During the finale of Blackest Night, Jade and several of the Black Lanterns are resurrected by the Life Entity in their true forms. Jade and Kyle resume their relationship.

=== The New 52 ===
Jade and the Justice Society are not present in The New 52 continuity reboot. In Doomsday Clock, this is revealed to be the result of Doctor Manhattan altering the timeline. The Justice Society is brought back after Superman convinces Manhattan to restore the timeline.

==Powers and abilities==
Jade inherited the power to manipulate and generate emerald energies similar to the Starheart-powered energies also utilized by the original Green Lantern's ring. Unlike her father's ring, her energies are self-renewing and allows for powers such as flight. She also possess the power to control plants and photosynthesis.

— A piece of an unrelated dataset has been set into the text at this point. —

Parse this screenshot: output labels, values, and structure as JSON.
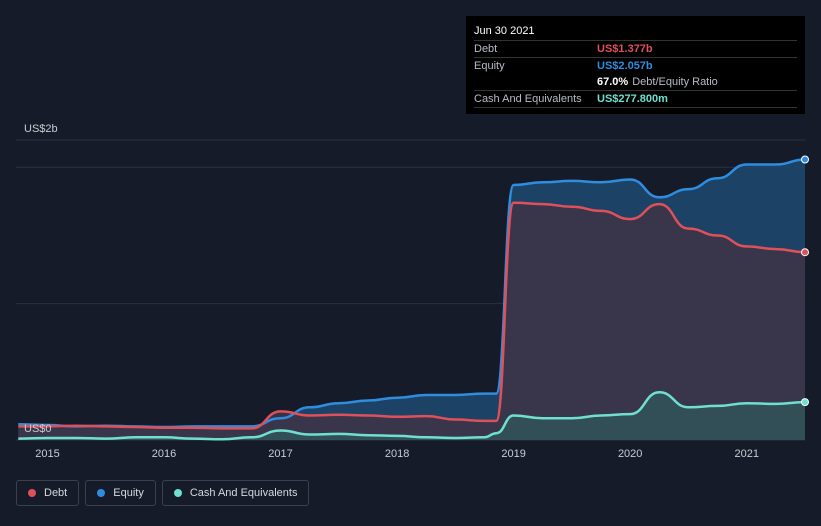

After temporarily losing her powers, she wielded a Green Lantern ring to compensate.

== Other versions ==

The new Jade, Nicki Jones, is introduced, art by Chris Batista.

- An unrelated Jade, Nicki Jones, appears in 52. She is a graphic arts student from the San Francisco Art Institute and a member of Lex Luthor's Infinity, Inc. who possesses similar powers to the original Jade.

- An alternate universe version of Jade from Earth-22 appears in Kingdom Come.
- An alternate universe version of Jade from Earth-9 appears in the Tangent Comics universe. This version is an Asian operative of Meridian with dragon tattoos that she can bring to life.
- An alternate universe version of Jade appears in Ame-Comi Girls. This version is Jade Yifei, a Chinese teenager and the daughter of a National People's Congress official who was blinded at a young age. During an attack on her family, Jade is chosen by a Green Lantern power ring, which partially restores her vision.

== Reception ==
She was ranked 34th in Comics Buyer's Guide's "100 Sexiest Women in Comics" list.

==In other media==
===Television===
Jennie-Lynn Hayden appears in Stargirl, portrayed by Ysa Penarejo. Introduced in the second season, she breaks into Courtney Whitmore's home to retrieve Alan Scott's lantern, only to be attacked by Courtney. After Jennie introduces herself to Courtney and the latter's family, Courtney becomes skeptical of Jennie's intentions, believing she is a mole for the Injustice Society. As Pat Dugan trains Jennie to control her powers, which initially appear to be connected to Scott's lantern, Courtney eventually apologizes. After feeling isolated and emotional over her missing brother Todd Rice, Jennie breaks the lantern and strengthens her powers, after which Dugan theorizes Jennie herself is the source. Jennie leaves to find Rice, though Courtney and Dugan later recruit her to help them fight Eclipso. In the third season, Jennie receives Sandy Hawkins' help in finding Rice and helps him control his powers after discovering they are connected to hers.

=== Film ===
An alternate universe version of Jade from Earth-2 makes a non-speaking cameo appearance in Justice League: Crisis on Infinite Earths. This version is a member of the Justice Society of America.

=== Video games ===
Jade appears as a character summon in Scribblenauts Unmasked: A DC Comics Adventure.

===Miscellaneous===
- Jade appears in Justice League Adventures #20.
- Jade appears in Legion of Super Heroes in the 31st Century #6 as a member of the Green Lantern Corps.